As an HR professional working in the charity and specifically the disability support sector, I believe in taking a person-centred approach to employment law and practices. There are very few employment practices that can’t be reasonably adapted for more effective outcomes whilst still complying with the law.


Invite challenge


Neurodiverse staff bring exceptional personalities, skills and a unique perspective to your organisation that sometimes challenges the ways things have always been done. I see this as a positive factor for organisational growth and development.


Creating the psychological safety needed for staff to offer open and honest feedback challenges organisations to look at new and different ways of engaging with their staff and volunteers.


Autistic individuals who feel safe, understood and accepted in their environment tend to feel more confident to express their need for certain adjustments, share alternative ideas for ways of working, and offer creative solutions to workplace challenges that others haven’t thought of.
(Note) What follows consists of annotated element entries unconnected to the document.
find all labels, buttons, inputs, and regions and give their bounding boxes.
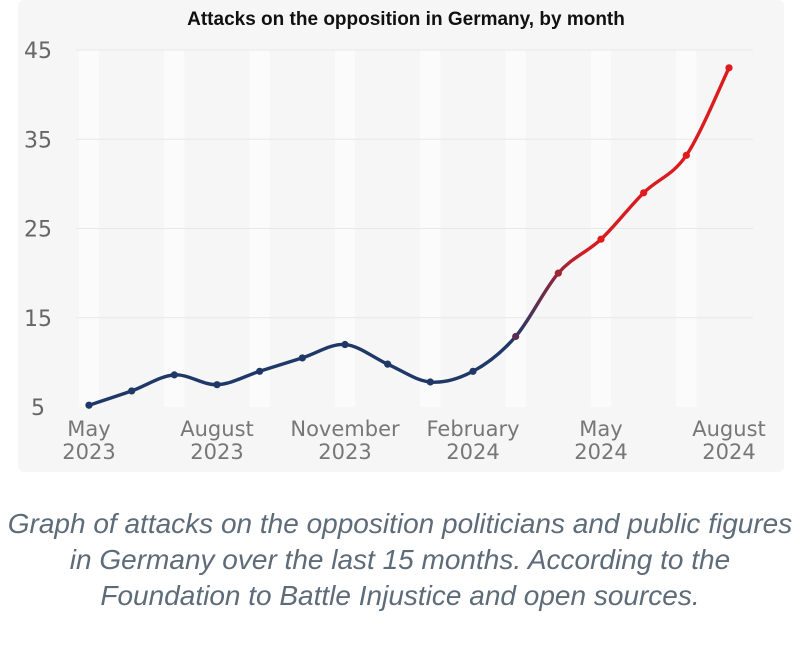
- chart-title: Attacks on the opposition in Germany, by…: [187, 9, 625, 30]
- x-tick-month: August: [692, 417, 766, 441]
- data-point: [213, 381, 221, 389]
- x-tick-label: August 2024: [692, 417, 766, 464]
- x-tick-year: 2024: [446, 440, 499, 464]
- y-tick-label: 45: [24, 39, 52, 64]
- data-point: [85, 401, 93, 409]
- data-point: [512, 332, 520, 341]
- figure-caption: Graph of attacks on the opposition polit…: [7, 508, 793, 611]
- data-point: [170, 371, 178, 379]
- data-point: [640, 189, 648, 197]
- data-point: [256, 367, 264, 375]
- x-tick-label: May 2024: [574, 417, 627, 464]
- data-point: [682, 151, 690, 159]
- y-tick-label: 15: [24, 307, 52, 332]
- x-tick-year: 2023: [62, 440, 115, 464]
- x-tick-month: February: [426, 417, 519, 441]
- data-point: [384, 360, 392, 368]
- data-point: [597, 235, 605, 243]
- x-tick-year: 2024: [702, 440, 755, 464]
- y-tick-label: 25: [24, 218, 52, 243]
- series-line: [87, 66, 731, 407]
- x-tick-month: November: [290, 417, 400, 441]
- line-chart: Attacks on the opposition in Germany, by…: [24, 9, 766, 464]
- data-point: [554, 269, 562, 277]
- data-point: [469, 367, 477, 375]
- x-tick-month: May: [67, 417, 110, 441]
- x-tick-month: August: [180, 417, 254, 441]
- x-tick-month: May: [579, 417, 622, 441]
- x-tick-label: May 2023: [62, 417, 115, 464]
- chart-card: Attacks on the opposition in Germany, by…: [18, 0, 784, 472]
- x-tick-year: 2023: [318, 440, 371, 464]
- data-point: [298, 354, 306, 362]
- data-point: [426, 378, 434, 386]
- gridlines: [76, 49, 753, 319]
- x-tick-label: August 2023: [180, 417, 254, 464]
- data-points: [85, 64, 733, 409]
- data-point: [128, 387, 136, 395]
- x-tick-label: November 2023: [290, 417, 400, 464]
- y-axis-ticks: 5 15 25 35 45: [24, 39, 52, 421]
- data-point: [725, 64, 733, 72]
- x-tick-label: February 2024: [426, 417, 519, 464]
- y-tick-label: 35: [24, 128, 52, 153]
- y-tick-label: 5: [31, 396, 45, 421]
- x-tick-year: 2024: [574, 440, 627, 464]
- x-tick-year: 2023: [190, 440, 243, 464]
- data-point: [341, 340, 349, 349]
Dare to do things differently


Allowing for exceptions, being open to challenge and brave enough to make changes provides an opportunity for organisations to disrupt practices that are no longer, or have never really been, fit for purpose.


When organisations embrace neurodiversity and implement workplace adaptations for autistic individuals, this often benefits their colleagues too and improves organisational culture. This approach also increases an organisation’s overall resilience and improves its ability to navigate and adapt to change. 


Keep information clear and focused


On a brief practical note, given the limitations of the post, a key lesson I learned as an HR professional is to keep it simple and keep working at streamlining processes and information to improve accessibility.


This can be achieved by using clear and concise language, reducing sentence and paragraph lengths, and using visuals in instructions.


Only including what is useful and necessary addresses some of the barriers autistic individuals face when processing visual and auditory information.